The inquiry will hear evidence from Judge Makhubela - who had previously served as the chairperson Prasa's interim-board.

The last witness who gave Prasa-related evidence was Fani Dingiswayo, a suspended general manager at the Passenger Rail Agency of South Africa (Prasa).

He told the inquiry how officials feared to scrutinise certain contracts awarded by the state-owned company for fear of reprisal.

Dingiswayo said when he was first appointed, the first controversial contract he handled was that involving a company called Siyaya. Siyaya was a company run by a man, Makhensa Mabunda, who was politically linked to former Prasa CEO Lucky Montana. Mabunda had worked with Montana while they both served as director-generals at the department of public enterprises.
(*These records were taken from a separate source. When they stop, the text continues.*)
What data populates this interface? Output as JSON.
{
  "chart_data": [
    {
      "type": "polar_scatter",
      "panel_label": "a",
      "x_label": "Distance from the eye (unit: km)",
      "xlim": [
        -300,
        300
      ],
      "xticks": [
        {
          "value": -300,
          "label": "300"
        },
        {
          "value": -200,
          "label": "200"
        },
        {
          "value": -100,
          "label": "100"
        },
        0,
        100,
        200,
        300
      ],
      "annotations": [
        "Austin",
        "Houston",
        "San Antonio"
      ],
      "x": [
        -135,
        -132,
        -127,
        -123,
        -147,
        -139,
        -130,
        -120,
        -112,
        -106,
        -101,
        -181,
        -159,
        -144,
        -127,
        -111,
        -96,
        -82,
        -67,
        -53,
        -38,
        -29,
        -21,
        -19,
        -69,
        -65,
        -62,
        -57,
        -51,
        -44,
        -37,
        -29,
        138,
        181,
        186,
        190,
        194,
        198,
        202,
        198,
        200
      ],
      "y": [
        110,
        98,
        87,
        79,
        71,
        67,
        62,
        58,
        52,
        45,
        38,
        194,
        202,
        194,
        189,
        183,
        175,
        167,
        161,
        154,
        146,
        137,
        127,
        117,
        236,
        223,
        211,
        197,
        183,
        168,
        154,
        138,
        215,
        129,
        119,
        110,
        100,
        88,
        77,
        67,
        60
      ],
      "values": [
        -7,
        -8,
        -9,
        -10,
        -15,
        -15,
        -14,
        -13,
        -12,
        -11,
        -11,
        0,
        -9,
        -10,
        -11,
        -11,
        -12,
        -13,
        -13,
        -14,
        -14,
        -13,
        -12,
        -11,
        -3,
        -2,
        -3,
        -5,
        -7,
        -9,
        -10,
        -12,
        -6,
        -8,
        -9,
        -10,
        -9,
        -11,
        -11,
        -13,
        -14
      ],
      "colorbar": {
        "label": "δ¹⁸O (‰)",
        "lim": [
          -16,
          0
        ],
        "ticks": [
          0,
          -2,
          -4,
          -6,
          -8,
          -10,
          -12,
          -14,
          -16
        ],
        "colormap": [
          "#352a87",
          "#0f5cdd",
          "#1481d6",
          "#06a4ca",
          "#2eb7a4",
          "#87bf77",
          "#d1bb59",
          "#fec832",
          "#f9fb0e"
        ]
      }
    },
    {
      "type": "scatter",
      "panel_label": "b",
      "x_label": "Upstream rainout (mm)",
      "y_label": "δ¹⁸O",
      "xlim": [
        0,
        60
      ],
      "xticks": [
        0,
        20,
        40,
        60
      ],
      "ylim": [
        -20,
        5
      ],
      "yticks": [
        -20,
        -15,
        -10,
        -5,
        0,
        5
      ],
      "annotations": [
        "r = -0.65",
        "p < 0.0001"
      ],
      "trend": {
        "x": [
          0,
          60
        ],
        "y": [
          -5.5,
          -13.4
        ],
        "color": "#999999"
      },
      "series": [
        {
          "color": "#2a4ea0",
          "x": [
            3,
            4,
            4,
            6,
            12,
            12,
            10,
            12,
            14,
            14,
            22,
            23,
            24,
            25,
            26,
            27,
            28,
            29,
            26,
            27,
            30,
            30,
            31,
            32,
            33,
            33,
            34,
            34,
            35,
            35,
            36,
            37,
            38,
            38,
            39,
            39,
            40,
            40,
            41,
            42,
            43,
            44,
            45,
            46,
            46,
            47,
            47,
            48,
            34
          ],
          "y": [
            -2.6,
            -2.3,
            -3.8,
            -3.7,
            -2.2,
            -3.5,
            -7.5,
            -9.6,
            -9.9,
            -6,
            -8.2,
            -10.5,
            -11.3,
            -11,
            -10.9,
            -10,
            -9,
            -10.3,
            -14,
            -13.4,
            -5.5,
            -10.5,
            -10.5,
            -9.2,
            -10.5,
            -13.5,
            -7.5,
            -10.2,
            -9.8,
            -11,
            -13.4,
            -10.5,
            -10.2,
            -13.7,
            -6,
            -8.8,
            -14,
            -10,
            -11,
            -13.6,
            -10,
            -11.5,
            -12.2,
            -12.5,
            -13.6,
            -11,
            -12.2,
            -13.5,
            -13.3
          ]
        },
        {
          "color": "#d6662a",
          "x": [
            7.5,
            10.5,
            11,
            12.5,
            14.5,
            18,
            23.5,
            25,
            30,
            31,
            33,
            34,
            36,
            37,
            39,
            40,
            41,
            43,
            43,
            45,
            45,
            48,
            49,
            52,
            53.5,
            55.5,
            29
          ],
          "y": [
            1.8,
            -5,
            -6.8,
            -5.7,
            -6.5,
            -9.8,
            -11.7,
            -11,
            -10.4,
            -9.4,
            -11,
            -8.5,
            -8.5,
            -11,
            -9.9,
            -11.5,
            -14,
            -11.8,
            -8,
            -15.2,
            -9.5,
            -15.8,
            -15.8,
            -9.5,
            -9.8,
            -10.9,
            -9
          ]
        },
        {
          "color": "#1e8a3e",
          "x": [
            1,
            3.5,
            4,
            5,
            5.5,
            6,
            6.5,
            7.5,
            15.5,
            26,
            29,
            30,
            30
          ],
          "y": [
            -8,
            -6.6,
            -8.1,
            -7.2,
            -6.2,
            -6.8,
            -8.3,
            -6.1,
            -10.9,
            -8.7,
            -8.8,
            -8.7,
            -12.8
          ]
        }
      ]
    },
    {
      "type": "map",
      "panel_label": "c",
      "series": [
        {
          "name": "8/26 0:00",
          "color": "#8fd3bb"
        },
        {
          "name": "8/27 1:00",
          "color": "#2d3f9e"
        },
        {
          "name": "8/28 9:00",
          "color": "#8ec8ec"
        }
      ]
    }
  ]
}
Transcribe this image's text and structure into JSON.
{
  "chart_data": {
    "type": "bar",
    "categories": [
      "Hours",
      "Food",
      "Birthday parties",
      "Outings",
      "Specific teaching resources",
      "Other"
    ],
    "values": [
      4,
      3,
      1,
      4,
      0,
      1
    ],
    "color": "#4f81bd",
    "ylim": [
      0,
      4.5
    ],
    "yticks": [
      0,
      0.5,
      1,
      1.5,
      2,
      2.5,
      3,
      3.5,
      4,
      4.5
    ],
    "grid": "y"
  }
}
When Montana was appointed at Parasa, Mabunda appears to have benefited from contracts awarded by Prasa.

Dingiswayo said he was warned not to scrutinise the Siyaya contract too much. Dingiswayo said he had several concerns about the Siyaya contract which saw Prasa's technical division being outsourced. For every component of fuel that Prasapurchased for its fleet, Siyaya would receive 20c. According to Diginswayo this disadvantaged Prasa as the company could have been in a position to negotiate fuel with suppliers directly, but the SOE was stuck with procuring fuel through Siyaya.

Dingiswayo also used other examples of entities that did business with Prasa which were known as being off-limits. These organisations included; Prodigy which was linked to politically connected businessman Roy Moodley.

"On the Siyaya matter, someone whispered in my ear that do not scrutinise too closely. You learn very quickly that there are some holy cows. That everything that relates to certain companies or service providers must not be scrutinised too closely. Even in places where there are procurement issues.